The only thing I need to emphasize here, which I’ll clarify later, is that these concepts have nothing to do with the “galactic alignment” astronomy that is demonstrably embedded in the Maya Creation Mythology and other traditions. The galactic alignment and galactic synchronization are not at all the same thing. I was adamant about the distinction from the get-go, and for more than a decade have clarified the issue in my books, on my website, and in interviews. 16Unfortunately, today the concepts are still frequently confused, to the detriment of understanding a key concept of ancient Maya cosmology that demonstrably relates to 2012. In addition, the galactic alignment concept as I have defined it has been retroactively adopted by or applied to Argüelles and others, even though there is no mention of it in their previous books. 17
In a 1991 article I wrote (reprinted in my 1992 book Tzolkin: Visionary Perspectives and Calendar Studies ), I took an open-minded position on the larger visionary work that Argüelles was doing and defended the role of the mythmaker in our society, especially at critical ideological junctures like the one we find ourselves in:
The role of the myth-makers is hard to understand. They seem to break with tradition and flaunt a speculative certainty; they seem just one step up from a raving maniac or doomsayer… The myth-maker recognizes the end as a new beginning and starts to formulate the new values and myths to serve the changing needs of humanity. A myth maker is a living oracle for the vaguely sensed needs of a people undergoing transformation. It is a time to create the future, not arbitrarily or according to one person’s agenda, but based on collective need; the “new world order” in a sense “congeals” or crystallizes from the field of human unfolding. A myth-maker facilitates this birth by naming what’s happening. 18
And Argüelles is without doubt a mythmaker. But I also knew that a free-form kind of mythmaking can be dangerous—especially if it develops into a self-referential system divorced from traditional principles (in this instance, the facts of the Maya calendar), dislocating rather than illuminating the core ideas. It then makes a gamble for being a “new dispensation” or falls off as an irrelevant sideshow. It can grow as a new dispensation only if it has a clear channel into universal wisdom, or Truth (with a capital T in the theological sense of that which is rooted in the higher spiritual wisdom).
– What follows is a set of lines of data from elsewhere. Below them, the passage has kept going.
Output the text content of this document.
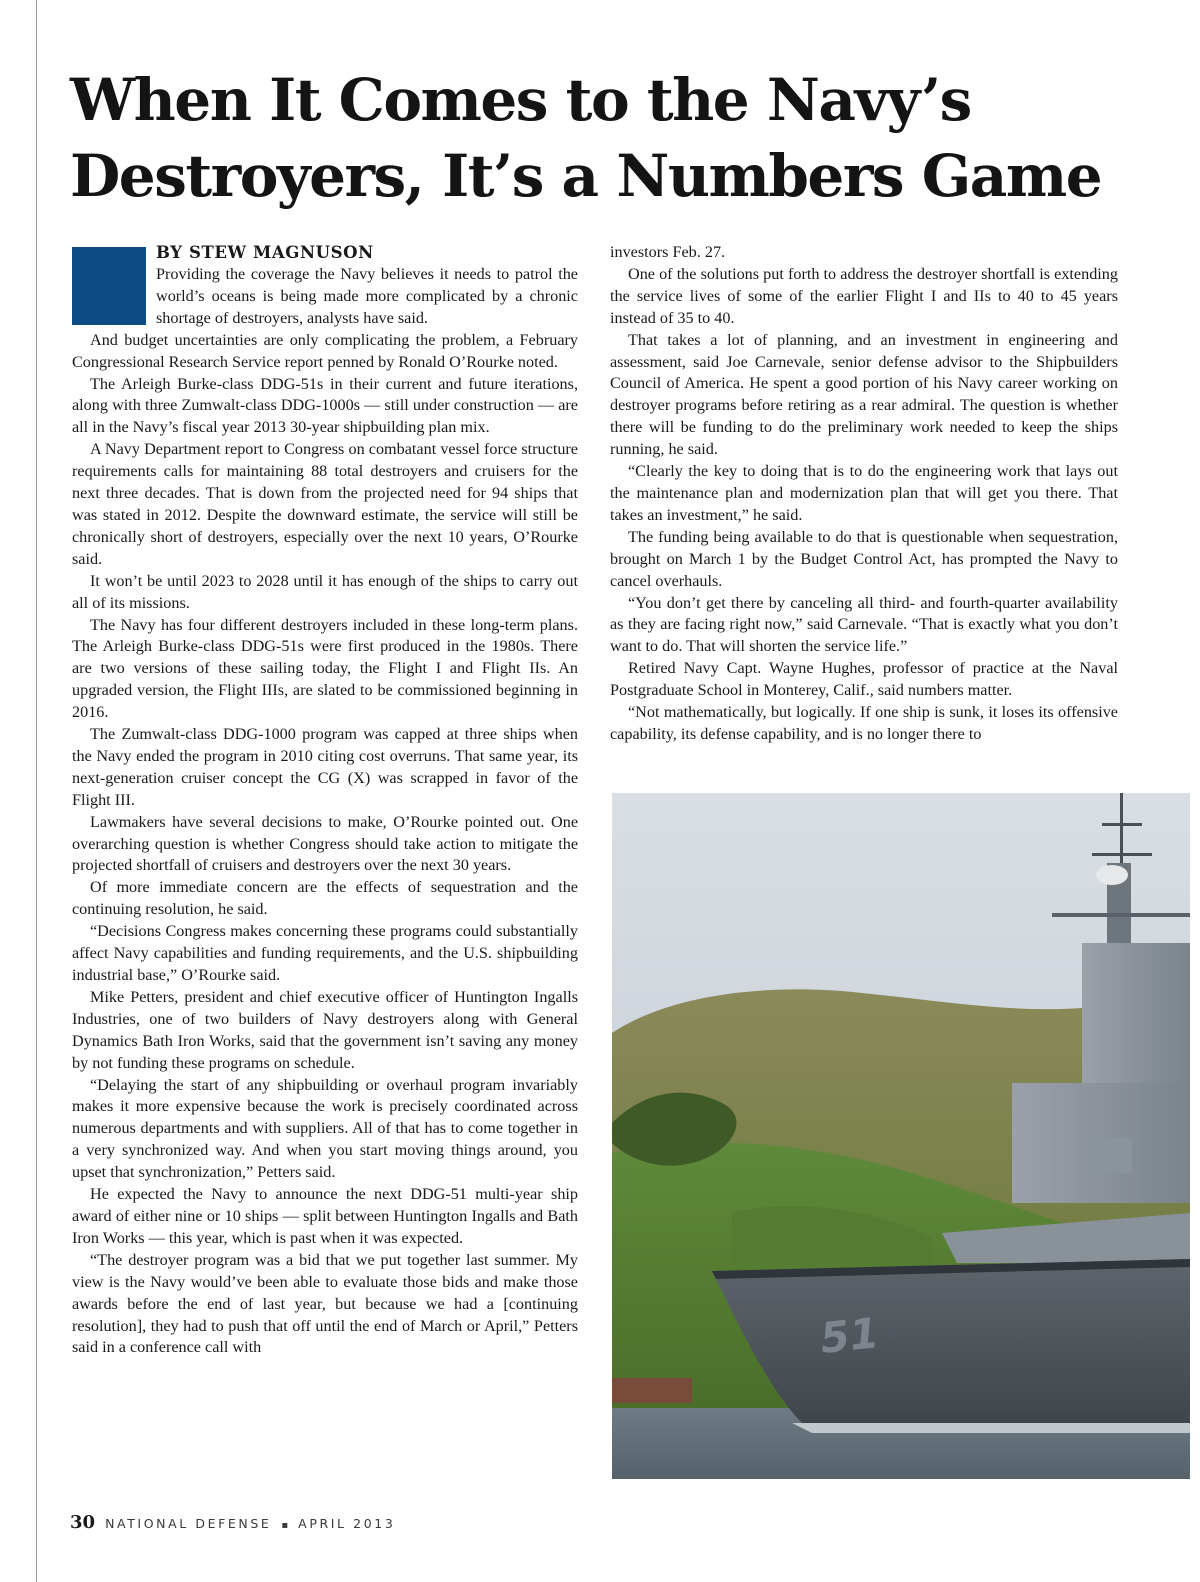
When It Comes to the Navy’s
Destroyers, It’s a Numbers Game
BY STEW MAGNUSON

Providing the coverage the Navy believes it needs to patrol the world’s oceans is being made more complicated by a chronic shortage of destroyers, analysts have said.

And budget uncertainties are only complicating the problem, a February Congressional Research Service report penned by Ronald O’Rourke noted.

The Arleigh Burke-class DDG-51s in their current and future iterations, along with three Zumwalt-class DDG-1000s — still under construction — are all in the Navy’s fiscal year 2013 30-year shipbuilding plan mix.

A Navy Department report to Congress on combatant vessel force structure requirements calls for maintaining 88 total destroyers and cruisers for the next three decades. That is down from the projected need for 94 ships that was stated in 2012. Despite the downward estimate, the service will still be chronically short of destroyers, especially over the next 10 years, O’Rourke said.

It won’t be until 2023 to 2028 until it has enough of the ships to carry out all of its missions.

The Navy has four different destroyers included in these long-term plans. The Arleigh Burke-class DDG-51s were first produced in the 1980s. There are two versions of these sailing today, the Flight I and Flight IIs. An upgraded version, the Flight IIIs, are slated to be commissioned beginning in 2016.

The Zumwalt-class DDG-1000 program was capped at three ships when the Navy ended the program in 2010 citing cost overruns. That same year, its next-generation cruiser concept the CG (X) was scrapped in favor of the Flight III.

Lawmakers have several decisions to make, O’Rourke pointed out. One overarching question is whether Congress should take action to mitigate the projected shortfall of cruisers and destroyers over the next 30 years.

Of more immediate concern are the effects of sequestration and the continuing resolution, he said.

“Decisions Congress makes concerning these programs could substantially affect Navy capabilities and funding requirements, and the U.S. shipbuilding industrial base,” O’Rourke said.

Mike Petters, president and chief executive officer of Huntington Ingalls Industries, one of two builders of Navy destroyers along with General Dynamics Bath Iron Works, said that the government isn’t saving any money by not funding these programs on schedule.

“Delaying the start of any shipbuilding or overhaul program invariably makes it more expensive because the work is precisely coordinated across numerous departments and with suppliers. All of that has to come together in a very synchronized way. And when you start moving things around, you upset that synchronization,” Petters said.

He expected the Navy to announce the next DDG-51 multi-year ship award of either nine or 10 ships — split between Huntington Ingalls and Bath Iron Works — this year, which is past when it was expected.

“The destroyer program was a bid that we put together last summer. My view is the Navy would’ve been able to evaluate those bids and make those awards before the end of last year, but because we had a [continuing resolution], they had to push that off until the end of March or April,” Petters said in a conference call with

investors Feb. 27.

One of the solutions put forth to address the destroyer shortfall is extending the service lives of some of the earlier Flight I and IIs to 40 to 45 years instead of 35 to 40.

That takes a lot of planning, and an investment in engineering and assessment, said Joe Carnevale, senior defense advisor to the Shipbuilders Council of America. He spent a good portion of his Navy career working on destroyer programs before retiring as a rear admiral. The question is whether there will be funding to do the preliminary work needed to keep the ships running, he said.

“Clearly the key to doing that is to do the engineering work that lays out the maintenance plan and modernization plan that will get you there. That takes an investment,” he said.

The funding being available to do that is questionable when sequestration, brought on March 1 by the Budget Control Act, has prompted the Navy to cancel overhauls.

“You don’t get there by canceling all third- and fourth-quarter availability as they are facing right now,” said Carnevale. “That is exactly what you don’t want to do. That will shorten the service life.”

Retired Navy Capt. Wayne Hughes, professor of practice at the Naval Postgraduate School in Monterey, Calif., said numbers matter.

“Not mathematically, but logically. If one ship is sunk, it loses its offensive capability, its defense capability, and is no longer there to

51
30 NATIONAL DEFENSE ▪ APRIL 2013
By 1991 Argüelles’s nascent Dreamspell group promoted July 26, 1992, as the next Harmonic Convergence, a date that would supposedly signal the beginning of the final Katun (20-year period) of the Great Cycle of 13 Baktuns. July 26 was presented as New Year’s Day, to be celebrated right after the “day out of time,” July 25, which was a necessary fudge factor in order to incorporate the 364-day 13-moon calendar (another component of the Dreamspell system). If this all sounds complicated and contrived, as well as not recognizable as having much to do with the real Maya calendar, it is and it doesn’t. And it’s just the tip of a very messy iceberg.